We'll have -- you'll see others that come in and backfill it. And so, kind of their ratios will change based on -- it costs a lot more to run a Phase II or Phase III trial than it does a Phase I trial.

So, those numbers will fluctuate.

Got it. Okay.

And on NTAP, I know that went into effect October 1 and I thought I'd give it a try. Has there been any impact that you can see on the market from that coming into effect for the commercial therapies on the market?

Mark, I don't see it but what do you think?

It's far too early. I mean, if you look at the cycle times of these products, they're upwards of a month anyway.

So, it's too early. You're going to have to wait a few more months.

Okay. Okay, that's fine.

Just thought I'd give a shot. And just lastly, on the accelerated vesting of the options, I was just curious how many shares that represented?

It was about 1.6 million shares.

And that's simply an accelerated vesting. It was an incentive that we put in a couple of years ago and it worked.

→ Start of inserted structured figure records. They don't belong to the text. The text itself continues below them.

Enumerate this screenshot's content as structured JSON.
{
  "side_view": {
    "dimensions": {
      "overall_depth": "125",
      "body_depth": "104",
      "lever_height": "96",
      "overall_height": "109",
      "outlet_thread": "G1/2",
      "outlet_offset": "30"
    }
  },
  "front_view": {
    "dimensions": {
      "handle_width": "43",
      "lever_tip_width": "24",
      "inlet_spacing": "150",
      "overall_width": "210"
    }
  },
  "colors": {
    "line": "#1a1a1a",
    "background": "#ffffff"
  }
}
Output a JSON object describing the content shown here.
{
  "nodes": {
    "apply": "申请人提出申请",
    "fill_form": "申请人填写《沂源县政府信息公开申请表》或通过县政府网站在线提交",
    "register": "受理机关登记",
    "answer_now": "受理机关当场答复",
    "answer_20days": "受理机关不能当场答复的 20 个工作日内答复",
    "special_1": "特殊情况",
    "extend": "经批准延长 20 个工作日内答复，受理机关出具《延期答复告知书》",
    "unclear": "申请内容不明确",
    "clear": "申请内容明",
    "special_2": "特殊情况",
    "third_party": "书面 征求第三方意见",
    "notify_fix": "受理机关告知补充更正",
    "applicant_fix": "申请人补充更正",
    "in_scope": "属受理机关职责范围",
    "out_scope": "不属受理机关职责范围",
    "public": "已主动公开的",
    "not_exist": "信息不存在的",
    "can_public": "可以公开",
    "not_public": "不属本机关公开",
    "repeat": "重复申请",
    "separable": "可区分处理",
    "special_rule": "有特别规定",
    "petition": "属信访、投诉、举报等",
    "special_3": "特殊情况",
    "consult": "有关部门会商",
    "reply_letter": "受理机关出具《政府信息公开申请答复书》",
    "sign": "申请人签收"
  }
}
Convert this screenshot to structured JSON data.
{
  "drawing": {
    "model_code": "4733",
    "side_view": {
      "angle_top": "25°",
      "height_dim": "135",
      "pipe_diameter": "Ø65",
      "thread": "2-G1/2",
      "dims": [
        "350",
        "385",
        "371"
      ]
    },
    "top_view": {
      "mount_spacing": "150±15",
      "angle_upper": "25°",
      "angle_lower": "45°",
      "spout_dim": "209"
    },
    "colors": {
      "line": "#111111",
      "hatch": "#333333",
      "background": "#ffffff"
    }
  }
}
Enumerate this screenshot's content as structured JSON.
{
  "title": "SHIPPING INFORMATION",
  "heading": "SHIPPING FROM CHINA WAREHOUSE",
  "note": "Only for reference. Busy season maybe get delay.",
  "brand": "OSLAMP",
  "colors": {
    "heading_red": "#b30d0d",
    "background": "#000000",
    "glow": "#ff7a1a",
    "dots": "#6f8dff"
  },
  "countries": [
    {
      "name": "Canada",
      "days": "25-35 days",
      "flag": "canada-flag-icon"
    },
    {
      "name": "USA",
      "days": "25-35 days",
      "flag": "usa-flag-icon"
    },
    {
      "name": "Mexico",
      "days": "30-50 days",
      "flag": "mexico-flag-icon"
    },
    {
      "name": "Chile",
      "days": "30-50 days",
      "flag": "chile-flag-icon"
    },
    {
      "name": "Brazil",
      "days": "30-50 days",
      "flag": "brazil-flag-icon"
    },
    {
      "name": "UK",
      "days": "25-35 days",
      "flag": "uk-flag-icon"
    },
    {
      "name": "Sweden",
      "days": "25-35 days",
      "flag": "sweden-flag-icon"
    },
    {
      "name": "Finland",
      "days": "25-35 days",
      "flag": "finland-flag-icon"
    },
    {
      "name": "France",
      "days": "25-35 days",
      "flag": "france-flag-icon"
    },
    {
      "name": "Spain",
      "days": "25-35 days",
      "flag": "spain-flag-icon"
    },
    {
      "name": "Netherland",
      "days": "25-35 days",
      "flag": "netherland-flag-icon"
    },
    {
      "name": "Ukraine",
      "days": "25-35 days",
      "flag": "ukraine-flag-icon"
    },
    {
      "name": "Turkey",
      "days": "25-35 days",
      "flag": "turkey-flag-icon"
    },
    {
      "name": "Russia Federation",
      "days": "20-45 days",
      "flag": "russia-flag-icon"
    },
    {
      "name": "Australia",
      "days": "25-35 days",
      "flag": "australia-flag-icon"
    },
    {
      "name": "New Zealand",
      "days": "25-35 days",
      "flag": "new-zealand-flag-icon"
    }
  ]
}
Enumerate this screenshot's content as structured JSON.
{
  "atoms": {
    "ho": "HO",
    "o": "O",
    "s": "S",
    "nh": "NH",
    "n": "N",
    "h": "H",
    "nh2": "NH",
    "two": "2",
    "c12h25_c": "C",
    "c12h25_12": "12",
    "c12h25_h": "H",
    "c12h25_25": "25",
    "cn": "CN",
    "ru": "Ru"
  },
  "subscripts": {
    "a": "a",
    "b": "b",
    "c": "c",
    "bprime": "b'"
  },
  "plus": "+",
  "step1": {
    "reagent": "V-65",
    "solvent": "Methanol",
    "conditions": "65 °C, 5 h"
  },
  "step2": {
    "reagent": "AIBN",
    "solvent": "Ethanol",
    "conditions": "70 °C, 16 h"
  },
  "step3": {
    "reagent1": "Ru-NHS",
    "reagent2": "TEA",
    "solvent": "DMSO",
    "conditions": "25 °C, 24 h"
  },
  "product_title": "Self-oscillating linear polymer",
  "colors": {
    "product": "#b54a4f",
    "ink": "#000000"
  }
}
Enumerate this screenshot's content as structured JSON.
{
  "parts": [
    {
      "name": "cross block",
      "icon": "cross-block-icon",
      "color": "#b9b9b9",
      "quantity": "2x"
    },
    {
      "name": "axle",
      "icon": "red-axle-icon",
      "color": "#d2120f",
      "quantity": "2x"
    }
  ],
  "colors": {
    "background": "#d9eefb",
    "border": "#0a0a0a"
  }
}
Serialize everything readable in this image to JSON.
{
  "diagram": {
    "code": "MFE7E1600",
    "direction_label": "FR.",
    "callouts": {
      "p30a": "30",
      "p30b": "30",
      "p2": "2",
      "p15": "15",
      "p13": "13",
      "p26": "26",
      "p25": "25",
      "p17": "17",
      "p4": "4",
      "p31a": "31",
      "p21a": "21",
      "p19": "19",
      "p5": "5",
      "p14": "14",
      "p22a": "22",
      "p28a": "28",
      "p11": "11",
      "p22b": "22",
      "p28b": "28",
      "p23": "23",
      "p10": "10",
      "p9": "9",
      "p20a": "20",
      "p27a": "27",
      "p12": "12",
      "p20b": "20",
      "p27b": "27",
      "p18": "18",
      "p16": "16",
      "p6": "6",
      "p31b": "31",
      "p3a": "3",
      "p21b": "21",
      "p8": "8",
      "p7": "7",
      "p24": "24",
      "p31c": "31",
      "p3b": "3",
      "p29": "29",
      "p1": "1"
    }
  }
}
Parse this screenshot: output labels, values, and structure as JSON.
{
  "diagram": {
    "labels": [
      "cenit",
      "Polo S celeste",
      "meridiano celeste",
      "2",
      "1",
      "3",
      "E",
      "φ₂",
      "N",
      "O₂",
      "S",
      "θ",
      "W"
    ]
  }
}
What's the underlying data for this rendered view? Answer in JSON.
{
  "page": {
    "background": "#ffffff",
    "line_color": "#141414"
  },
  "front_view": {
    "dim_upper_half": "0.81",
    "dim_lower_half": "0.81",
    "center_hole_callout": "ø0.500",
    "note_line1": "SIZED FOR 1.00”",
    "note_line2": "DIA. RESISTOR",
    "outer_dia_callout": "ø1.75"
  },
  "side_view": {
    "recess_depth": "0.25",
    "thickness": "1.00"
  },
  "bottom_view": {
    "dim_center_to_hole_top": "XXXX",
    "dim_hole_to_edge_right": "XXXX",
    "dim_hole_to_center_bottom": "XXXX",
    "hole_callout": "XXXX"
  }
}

And so, we were pleased with the fact that it worked.

Yes. And just to add to that.

So the charge -- that onetime noncash charge that we took this quarter would have been charges that we have been taking over the next couple of years, so all of that expense moved into this quarter. And so, over time, you'll see a drop off in some of the stock-based compensation expense.

Great, helpful, thank you.

Thank you, very much for joining us today. We really appreciate the opportunity to discuss our recent achievements and our future objectives with you.

Every quarter, we make further progress advancing our leadership position in the regenerative medicine market. This quarter was no exception.

We increased our market share, secured a partnership with Lonza, reported strong revenue growth and made meaningful progress growing our presence in the bioservices market through our Cryogene acquisition. We're building a strong global supply chain network and we are uniquely positioned to meet the global demands of our biopharma clients, both in clinical and commercial settings.

Most importantly, we're encouraged by the reports coming from the Alliance for Regenerative Medicine and from our own dialogue within the industry, which indicate that there will be a number of significant events such as BLA and MAA filings and commercializations to drive our revenue growth in 2020 and beyond. We really appreciate you joining us today and the opportunity to answer your questions.

Until our next meeting our earnings call that is we bid you a good evening.